Images du passé
Traduit du russe par André Markowicz
En France, Alexandre Soukhovo-Kobyline (1817-1903) est, disons, peu connu. Auteur d’une unique trilogie dramatique, Images du passé, il est pourtant l’auteur charnière entre Gogol et les absurdistes, et ce n’est pas pour rien que Meyerhold a monté ses œuvres six fois tout au long de sa vie.
Ses trois pièces, indissociables, explorent trois genres de théâtre et mettent en place un récit peu rassurant :
Dans la première, Le Mariage de Krétchinski (qui fut un triomphe à sa création, en 1855), Soukhovo-Kobyline met en place un vaudeville cruel : l’aventurier, le joueur Krétchinski séduit Lidotchka, la fille du riche propriétaire Mouromski, et, pressé lui-même par des créanciers, entraîne sa future belle-famille dans une escroquerie ratée.
La deuxième, Le Procès (1855-1862, interdite par la censure et jouée seulement après la révolution de 1917), oubliant Krétchinski, exploite les déboires judiciaires de la famille du vieux Mouromski, ruiné et finalement tué par les différents niveaux de bureaucrates à qui il doit donner des pots-de-vin. Jamais dans la littérature russe on n’avait vu un tableau aussi impitoyable d’un mécanisme administratif – un mécanisme tellement inflexible qu’à travers un comique toujours présent, la pièce prend des accents de tragédie grecque.
La troisième, La Mort de Tarelkine (1868-1869), oublie les Mouromski et se concentre sur un des fonctionnaires pourris, Tarelkine, lui-même tellement asservi par son chef, Varravine, qu’il essaie de changer d’identité, et de prendre celle d’un mort, pour lui échapper – mais le mort, lui non plus, n’était pas innocent.
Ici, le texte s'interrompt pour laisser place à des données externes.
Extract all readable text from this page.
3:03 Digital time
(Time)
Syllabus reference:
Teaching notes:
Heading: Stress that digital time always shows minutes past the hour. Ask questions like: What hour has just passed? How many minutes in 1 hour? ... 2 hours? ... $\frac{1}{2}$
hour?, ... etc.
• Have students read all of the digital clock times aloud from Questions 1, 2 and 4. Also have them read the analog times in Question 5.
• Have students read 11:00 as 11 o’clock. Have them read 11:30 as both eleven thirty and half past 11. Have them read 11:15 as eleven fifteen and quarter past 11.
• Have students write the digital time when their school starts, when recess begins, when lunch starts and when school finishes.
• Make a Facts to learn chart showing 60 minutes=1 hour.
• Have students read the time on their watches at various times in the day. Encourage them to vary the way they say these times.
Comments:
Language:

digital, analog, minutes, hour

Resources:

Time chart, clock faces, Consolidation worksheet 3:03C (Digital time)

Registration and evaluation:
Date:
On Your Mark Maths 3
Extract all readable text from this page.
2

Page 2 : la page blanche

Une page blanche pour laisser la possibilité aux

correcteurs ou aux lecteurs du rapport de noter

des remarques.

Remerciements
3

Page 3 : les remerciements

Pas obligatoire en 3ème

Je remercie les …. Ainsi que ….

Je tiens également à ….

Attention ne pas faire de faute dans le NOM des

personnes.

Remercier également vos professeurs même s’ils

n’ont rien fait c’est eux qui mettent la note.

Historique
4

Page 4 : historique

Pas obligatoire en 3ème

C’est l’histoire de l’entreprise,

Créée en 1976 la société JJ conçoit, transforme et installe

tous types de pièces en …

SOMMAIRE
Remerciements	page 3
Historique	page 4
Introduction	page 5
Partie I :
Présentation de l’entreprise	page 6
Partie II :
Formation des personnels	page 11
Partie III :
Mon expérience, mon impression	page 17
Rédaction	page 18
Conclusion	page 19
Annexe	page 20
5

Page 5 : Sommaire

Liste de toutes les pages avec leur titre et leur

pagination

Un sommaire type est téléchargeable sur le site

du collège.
Il s’agit ici d’un genre nouveau, d’une sorte de tragédie bouffe, dans laquelle tous les personnages, pervers, détestables, grossiers, se livrent à une compétition sanglante – à qui sera le plus inhumain.
Une porte ouverte sur notre histoire, écrite « avec son sang », par un des auteurs les plus novateurs du théâtre en Russie.